I’m a little late to the game with this, but I was really happy to find that in 2012, the US National Archives moved into the online gaming world and into the itunes store, with apps like DocsTeach (online here). DocsTeach is, on the face of it, a fantastic idea. It centers the idea that a considerable part of historical learning comes through the analysis of primary sources, and seems to try to build activities that would be accessible to students with different learning styles. Many of the activities are tactile, insofar as you’re asked to move documents around, though some are more well-developed than others. For the activity on suffrage, for example the task is to arrange documents in the order in which they were produced – a fine way to teach reading skills, but not so much specific to women’s suffrage in America.
The Lewis & Clark expedition activity, on the other hand, requires a little more critical thinking, as well as some sounder pedagogy. Given a map of the United States and a bunch of documents, students are told:
“In 1803 the United States purchased the Louisiana Territory from France. President Jackson sent co-captains Meriwether Lewis and William Clark to explore west of the Mississippi River in 1804. Their route west is shown in green. Although this territory was unknown to some, to others it was very familiar.
Examine the documents related to the Louisiana Purchase and the Lewis and Clark Expedition. Determine where different groups were involved and use the hints to place the documents on the X’s on the map.”

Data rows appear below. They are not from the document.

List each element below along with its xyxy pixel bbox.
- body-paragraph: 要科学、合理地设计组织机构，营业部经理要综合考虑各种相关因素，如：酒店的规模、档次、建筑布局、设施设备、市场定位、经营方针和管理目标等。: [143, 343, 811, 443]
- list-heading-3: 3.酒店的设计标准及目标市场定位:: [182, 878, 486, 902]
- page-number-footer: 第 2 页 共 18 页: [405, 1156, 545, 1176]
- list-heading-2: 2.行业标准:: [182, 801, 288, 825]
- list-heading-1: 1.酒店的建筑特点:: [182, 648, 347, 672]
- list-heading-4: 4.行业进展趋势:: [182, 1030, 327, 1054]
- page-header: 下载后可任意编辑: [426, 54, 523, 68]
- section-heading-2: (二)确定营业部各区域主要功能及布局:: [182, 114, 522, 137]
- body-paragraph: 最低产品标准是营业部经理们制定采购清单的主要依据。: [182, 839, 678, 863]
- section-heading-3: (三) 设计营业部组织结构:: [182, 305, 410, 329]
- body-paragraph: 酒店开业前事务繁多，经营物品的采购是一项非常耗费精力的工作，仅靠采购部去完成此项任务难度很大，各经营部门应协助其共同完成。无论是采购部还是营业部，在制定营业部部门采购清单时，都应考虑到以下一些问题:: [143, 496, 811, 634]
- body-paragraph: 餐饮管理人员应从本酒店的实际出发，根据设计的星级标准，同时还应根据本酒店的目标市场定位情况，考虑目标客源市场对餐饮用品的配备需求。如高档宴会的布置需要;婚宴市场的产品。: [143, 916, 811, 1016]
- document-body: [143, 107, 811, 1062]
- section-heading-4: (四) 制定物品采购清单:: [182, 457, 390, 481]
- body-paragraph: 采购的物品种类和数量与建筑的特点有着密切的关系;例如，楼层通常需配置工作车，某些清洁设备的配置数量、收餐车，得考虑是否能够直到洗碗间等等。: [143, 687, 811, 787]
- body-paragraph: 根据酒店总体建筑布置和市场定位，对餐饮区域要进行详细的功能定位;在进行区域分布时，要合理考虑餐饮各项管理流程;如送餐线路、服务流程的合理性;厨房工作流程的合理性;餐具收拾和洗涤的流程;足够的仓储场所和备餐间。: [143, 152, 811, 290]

The documents include Lewis’s speech to the Otto Indians (August, 1804), “List of Indian Presents Purchased by Meriwether Lewis in Preparation for the Expedition to the West” (1803), and the “Proclamation to the People of New Orleans” announcing the Louisiana Purchase. Having placed the documents on the map, students are asked to make a list of all of the powers at play in the region, and come to class prepared to share with classmates. Though some of the language in the app, especially in the instructions elides native agency (things happen to, or are given to Indians – there’s no sense that Indians were active players in this at all), and only hints at the extent to which the United States was a young, untried, and anxious nation, it’s not a bad game overall. I’m happy that the National Archives is thinking pedagogically, and that there’s an initiative to digitize documents that students might not otherwise ever be able to see.